Lorsque Joseph « soupçonne » les frères d’avoir volé le gobelet, se renouvelle l’acte tragique qui s’était déjà produit précédemment lors de la poursuite de Lavan  en quête des pénates (idoles) dérobées de son domicile.[2] Car, les lois noahides étaient que quiconque fut suspecté de vol devait être puni de mort. Aussi, Jacob, voulant apaiser son beau-père prononça cette phrase : « que meure celui en possession duquel seront trouvées tes pénates »  il  ne pensait absolument pas que sa femme avait perpétré ce vol et il ne pensait pas sans doute que sa parole – celle d’un tsadik – aurait une telle portée. Ici, Joseph soupçonne Binyamine et Juda  profère le même arrêt de mort que Jacob avait prononcé plusieurs années avant. Menashé vole à son secours en disant : « Non pas ! La Torah d’Israël ne préconise pas la mort pour un voleur, mais suggère de vendre le voleur comme esclave ! »

C’est alors que véritablement commence la sidra car la Torah emploie le mot « Vayigash » soit : il s’est présenté. Le Alshikh haKadosh[3] commente ce mot en précisant tous les frères étaient près les uns des autres alors que s’est-il passé ?Yéhouda avec beaucoup d’humilité s’approche encore plus près de Joseph afin de lui parler à l’oreille. Il compte sur ce rapprochement physique pour signifier à ce haut personnage d’Egypte qu’il va lui confier des secrets de la plus haute importance et en effet, il va le mettre en garde sur la « puissance » de cette famille d’Hébreux : 1) l’arrière grand-mère de Binyamine (Sarah) e été enlevée par le roi d’Egypte qui fut alors frappé de lèpre. 2) la mère de cet enfant est morte du fait de la malédiction du père. 3) parce que notre sœur a été enlevée par le prince de Shekhem, nos deux frères ont décimé la ville. En conséquence lui dit-il, notre jeune frère étant le préféré de notre père, ne t’amuse pas à ce jeu-là car il pourrait t’en coûter beaucoup plus cher que tu ne penses !!!

D’autre part, si tu as trouvé la coupe chez Binyamine il apparaît que quelqu’un d’autre a volé mais pas lui…..

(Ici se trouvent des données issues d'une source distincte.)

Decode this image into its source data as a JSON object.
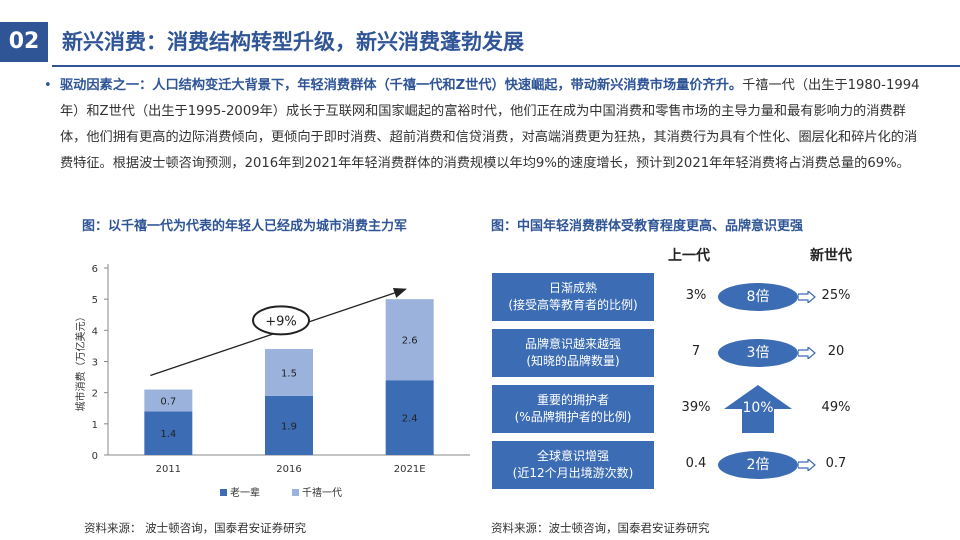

Le Rav Reitchik souligne un autre aspect qu’il emprunte à la généalogie de Dina. En effet, lorsque l’on verra, un peu plus loin la liste des personnes qui étaient parmi les 70 âmes qui sont descendues en Egypte il y est question d’un certain « Saoul ben HaKenaânit » Or, qui est cette « kenaânit » ?  Nous savons que Shimôn (ou l’un des fils de Shimôn) a épousé Dina pour effacer la honte de celle-ci  et, de cette union naquit  Shaoul ben haKenaânith. L’un de ses descendants fut Zimri ben Salou qui fut tué avec Kosbi haKenaânith pour des mœurs dépravées. 

Les vœux émis lors de circonstances particulières doivent être annulés s’ils ne doivent pas être réalisés sinon cela peut être un danger et il vaut mieux éviter d’avoir recours à ce genre de promesse.

Caroline Elishéva REBOUH

 


[1] Les Sages considèrent que tous les « si » ne sont en fait que l’expression de la demande de Jacob à D.

[2] Jacob avait prononcé alors un « arrêt de mort » sur la personne de Rahel qui avait dérobé ces statuettes sans que le patriarche ne le sache.